I risultati lusinghieri raggiunti in Sicilia hanno convinto via Arenula, attraverso la Cassa delle ammende del Dipartimento dell’amministrazione penitenziaria, a finanziare con quasi cinque milioni di euro un progetto più ampio, che coinvolgerà nel primo periodo cinque regioni (Sicilia, Campania, Lazio, Lombardia e Veneto, in pratica metà della popolazione carceraria) e permetterà di avviare al lavoro circa 1800 persone. «Un’iniziativa concreta per combattere il pericolo di recidiva di chi esce dal carcere, realizzata attraverso la sussidiarietà tra pubblico e società civile», commenta il Guardasigilli Angelino Alfano. E il sottosegretario alla Presidenza del Consiglio, Gianni Letta, auspica «la veloce estensione dell’iniziativa ad altre regioni».

Anche perché, spiega il capo del Dap, Franco Ionta, «la formazione professionale porta benefici anche per la sicurezza dei cittadini». Il progetto prevede che Anrel assuma i compiti di una vera e propria agenzia di collocamento. Dapprima dovrà costruire una banca-dati di circa 6mila detenuti, di qualsiasi religione ed etnia. In seconda battuta prenderà in consegna le persone, formandole in specifiche attività del settore ambiente, ristorazione, servizi, agricoltura e artigianato, o sostenendole nella formazione di imprese e cooperative. I corsi di 500 ore, attivi entro sei mesi e completi di qualifica professionale, andranno dalla potatura alla lavorazione della ceramica, dalla meccanica alla pulizia, dalla cucina alla raccolta differenziata. Gli obiettivi sono ambiziosi: tramite le associazioni datoriali, si punta ad occupare come dipendenti 550 persone.

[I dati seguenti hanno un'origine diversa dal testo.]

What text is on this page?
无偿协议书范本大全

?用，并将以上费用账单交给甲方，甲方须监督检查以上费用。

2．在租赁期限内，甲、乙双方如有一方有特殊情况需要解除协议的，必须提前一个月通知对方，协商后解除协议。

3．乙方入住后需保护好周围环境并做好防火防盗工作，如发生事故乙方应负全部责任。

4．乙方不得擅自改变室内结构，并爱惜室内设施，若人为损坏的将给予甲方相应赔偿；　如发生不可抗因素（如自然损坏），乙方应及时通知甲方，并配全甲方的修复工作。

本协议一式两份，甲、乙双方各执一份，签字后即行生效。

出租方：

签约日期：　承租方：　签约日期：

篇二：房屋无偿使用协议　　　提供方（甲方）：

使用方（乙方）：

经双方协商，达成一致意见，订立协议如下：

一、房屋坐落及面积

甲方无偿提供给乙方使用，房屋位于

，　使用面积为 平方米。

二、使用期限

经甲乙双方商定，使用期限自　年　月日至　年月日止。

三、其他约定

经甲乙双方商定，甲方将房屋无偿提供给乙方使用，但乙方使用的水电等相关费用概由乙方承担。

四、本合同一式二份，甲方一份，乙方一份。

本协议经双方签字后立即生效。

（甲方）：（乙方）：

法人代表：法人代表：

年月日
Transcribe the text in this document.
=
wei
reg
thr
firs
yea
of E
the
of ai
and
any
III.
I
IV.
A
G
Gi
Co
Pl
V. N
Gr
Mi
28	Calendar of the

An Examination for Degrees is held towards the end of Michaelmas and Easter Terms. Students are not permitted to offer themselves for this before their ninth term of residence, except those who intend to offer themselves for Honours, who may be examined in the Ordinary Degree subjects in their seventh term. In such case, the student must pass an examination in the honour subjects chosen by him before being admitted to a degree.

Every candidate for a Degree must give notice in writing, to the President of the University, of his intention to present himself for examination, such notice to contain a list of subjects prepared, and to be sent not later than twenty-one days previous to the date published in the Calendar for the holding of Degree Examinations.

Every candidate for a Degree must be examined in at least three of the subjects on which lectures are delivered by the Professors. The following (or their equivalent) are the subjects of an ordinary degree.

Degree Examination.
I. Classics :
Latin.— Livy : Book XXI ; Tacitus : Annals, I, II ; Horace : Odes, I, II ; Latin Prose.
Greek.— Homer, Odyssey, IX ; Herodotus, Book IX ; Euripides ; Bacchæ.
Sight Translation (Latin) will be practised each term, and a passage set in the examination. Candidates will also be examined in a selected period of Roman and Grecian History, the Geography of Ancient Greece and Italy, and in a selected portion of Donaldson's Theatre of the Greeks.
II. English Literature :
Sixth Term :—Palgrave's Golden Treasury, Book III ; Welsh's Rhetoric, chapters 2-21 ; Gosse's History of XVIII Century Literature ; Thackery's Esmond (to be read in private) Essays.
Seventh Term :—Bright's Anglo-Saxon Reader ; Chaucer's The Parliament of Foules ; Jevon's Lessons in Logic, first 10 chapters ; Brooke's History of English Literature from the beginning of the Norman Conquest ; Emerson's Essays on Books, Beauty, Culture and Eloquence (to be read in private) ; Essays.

La collaborazione con il Comitato nazionale per il microcredito dovrebbe inoltre finanziare la nascita di un migliaio di cooperative e di oltre cento imprese. Tra le attività di Anrel appare, curiosamente, anche la formazione spirituale: «Sarà un accompagnamento personale libero e volontario, a partire dal credo praticato dal detenuto», specifica Martinez. Fitta la rete dei partner: la convenzione è stata siglata dalla Fondazione intitolata a mons. Francesco Di Vincenzo, ente nato su iniziativa di Rns, e dal ministero della Giustizia, ma ha presto coinvolto il Comitato per il microcredito, il dicastero dell’Istruzione, l’Agenzia per i beni confiscati alle mafie, Caritas, Acli, Coldiretti e Prison fellowship.

Tutti concordi nella stessa analisi: il lavoro diminuisce del 90 per cento il pericolo di recidiva. E allora, anche altre misure come la costruzione di più carceri e un numero maggiore di agenti potrebbero risultare insufficienti se non si parte dalla «dignità della persona».